Вот это объявление: За истёкшее тысячелетие ничего нового для сущности человека и его жизни не произошло. Как не произошло за предыдущее. Как не произойдёт поэтому и за начинающееся. Впрочем, будущее неосуществимо не только потому, что неискоренимо прошлое. Или не только потому, что в нынешние времена будущее перестало быть чем было в прежние времена. Или не только потому, что, хотя каждый человек живёт будущим, никто не хочет переселяться в него из настоящего.

Будущее неосуществимо по той же причине, по которой не осуществилось в своё время прошлое, — в то самое время, когда это прошлое было ещё будущим. Под неосуществимостью я понимаю изменение человеческой природы и сущностных условий бытия. Причём, такое изменение, которое значило бы «улучшение», — иначе зачем бы пришла кому-нибудь в голову идея изменять существующее?

Будущее неосуществимо, ибо неисправимо прошлое — пусть даже человек, в отличие от «соперничающего» с ним Бога, и «умеет» постоянно перекраивать прошлое, оставляя Сопернику будущее. Кто-то (из людей) признался, что ненавидит прошлое: оно угрожает его будущему. Он был прав несмотря на то, что каждому поколению свойственно не просто «принижать» прошлое, рассматривать его всего лишь как подготовку к сиюминутному, но и подгонять прошлое к своему представлению о том каким же именно продолжение должно быть. Не я, дескать, принадлежу прошлому, а оно мне.

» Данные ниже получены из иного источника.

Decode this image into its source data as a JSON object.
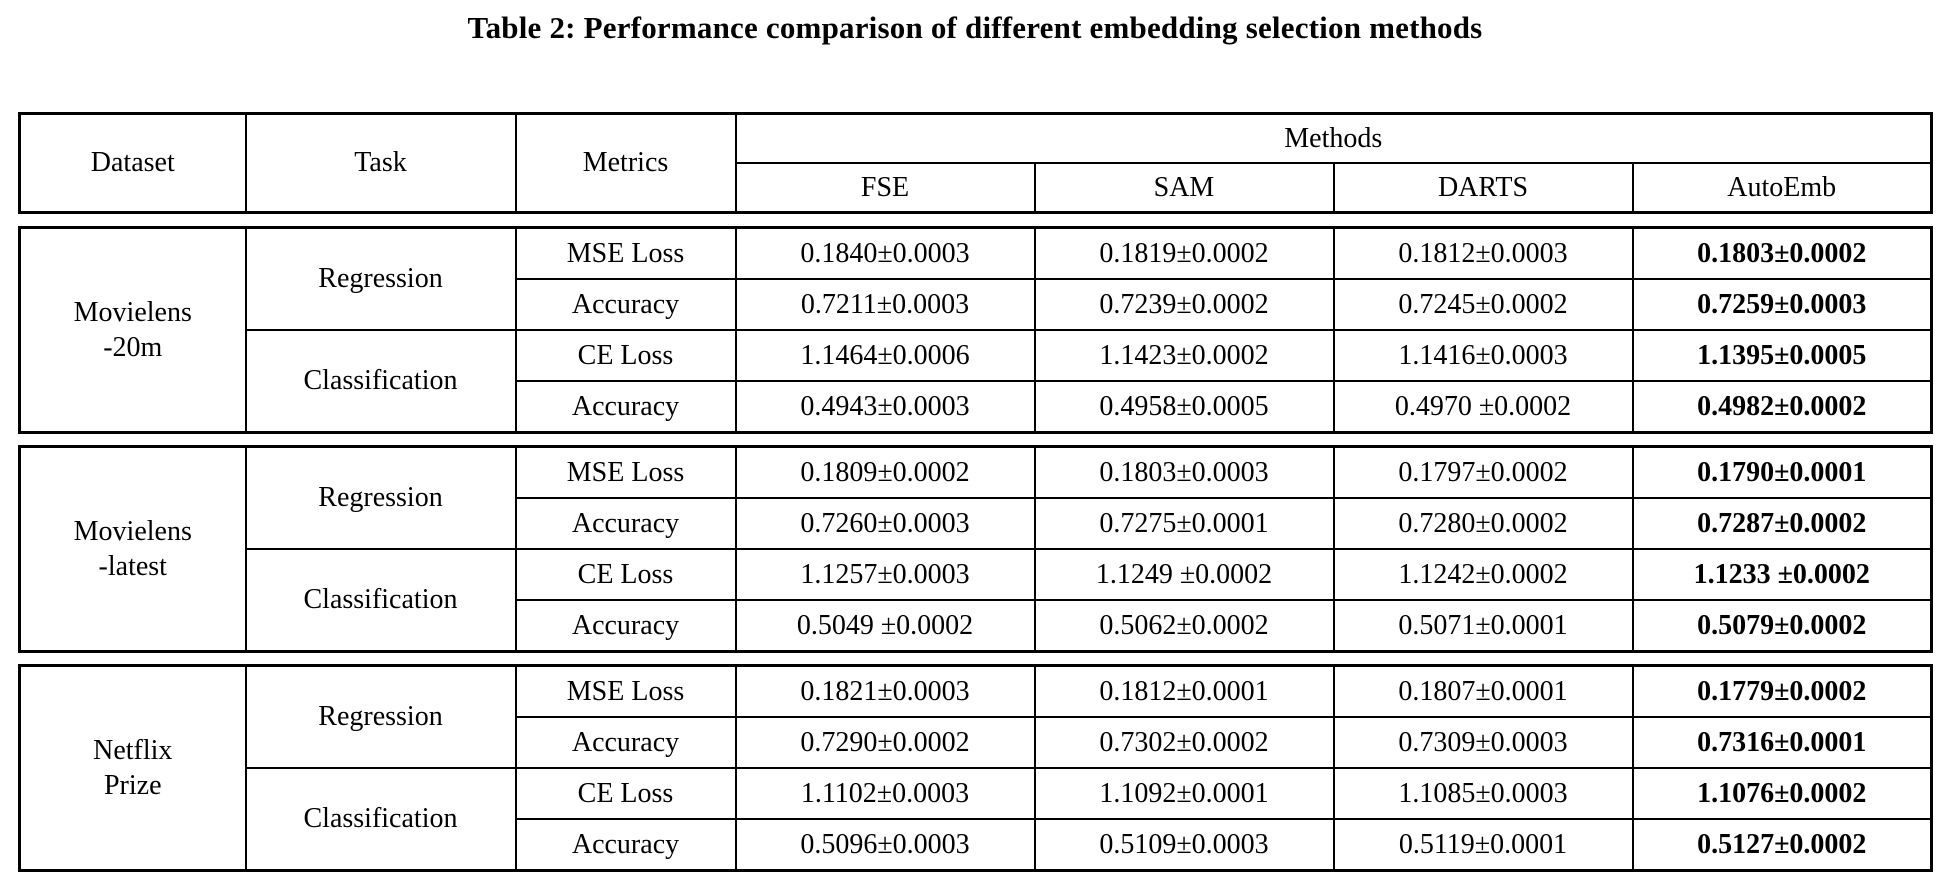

Никакого продолжения, тем не менее, никакой преемственности в природе нету. Нету и в истории. Тем более, что нету и истории. История — это фикция ума. Впрочем, если бы она и была столь же реальной, как природа, то и в этом случае следовало бы объявить, что ни в чём никакой преемственности нету. И никакого сущностного изменения. Всё в общем и целом повторяется.

Изменяется у людей иное — идея, идеал, идеология. Но это изменение изменяет лишь стиль существования. Костюмы Версачче — воплощение иной идеи и идеологии, иного идеала, чем идеи, идеология и идеалы той поры, когда фирмы по продаже недвижимости торговали исключительно пещерами. С самим Версачче, однако, произошла история до-смерти знакомая обитателям тех пещер: его из живого сделали мёртвым. Вот почему прав сатирик, который рассчитанное звучать гордо «Esse Homo!» назвал доносом. Страдая детской болезнью привнесения в мир смысла и порядка, человек не смог, однако, укротить в себе животную сущность, ибо стихия развития мира не подчинена никакой умозрительной воле. Человек не смог этого сделать, пусть и добился кое-каких успехов в укрощении стихии не-человеческой.

Существует мнение, будто смысл истории как «формы знания» заключается в её способности порождать вопросы. И будто динамика этих вопросов и есть, собственно, исторический процесс. И будто в зависимости от вопросов меняется и история, которая поэтому так же загадочна, как — ненаступившее. Между тем подобно тому, как все проблемы человека сводятся, в конечном счёте, к неразрешимому конфликту между переживанием им своего бытия и знанием о его обречённости, «динамика» порождаемых историей вопросов есть лишь иллюзия динамики, ибо какими бы ни были вопросы, сводятся они к столь же неразрешимому конфликту между (в любой последовательности) «нынешним», «прошлым» и «будущим».

Тем не менее этому конфликту суждено, видимо, восприниматься каждым поколением в качестве современного, то есть порождённого историей, — и происходит это по той же неустранимой причине, по какой каждый человек — осознанно или нет — заново решает неразрешимую задачу бытия.

Любопытно также и то, что каждое поколение «открывает» веские причины, в силу которых вечные вопросы обретают наконец «беспрецедентно злободневный» смысл, хотя на поверку любые доводы в пользу идеи о «категорической отличительности» любой эпохи отличаются друг от друга не больше, чем книга Ауффенберга, которую поэт Гейне не читал, отличалась от книги Арленкура, которуюон тоже не читал из предположения, что они напоминают друг друга.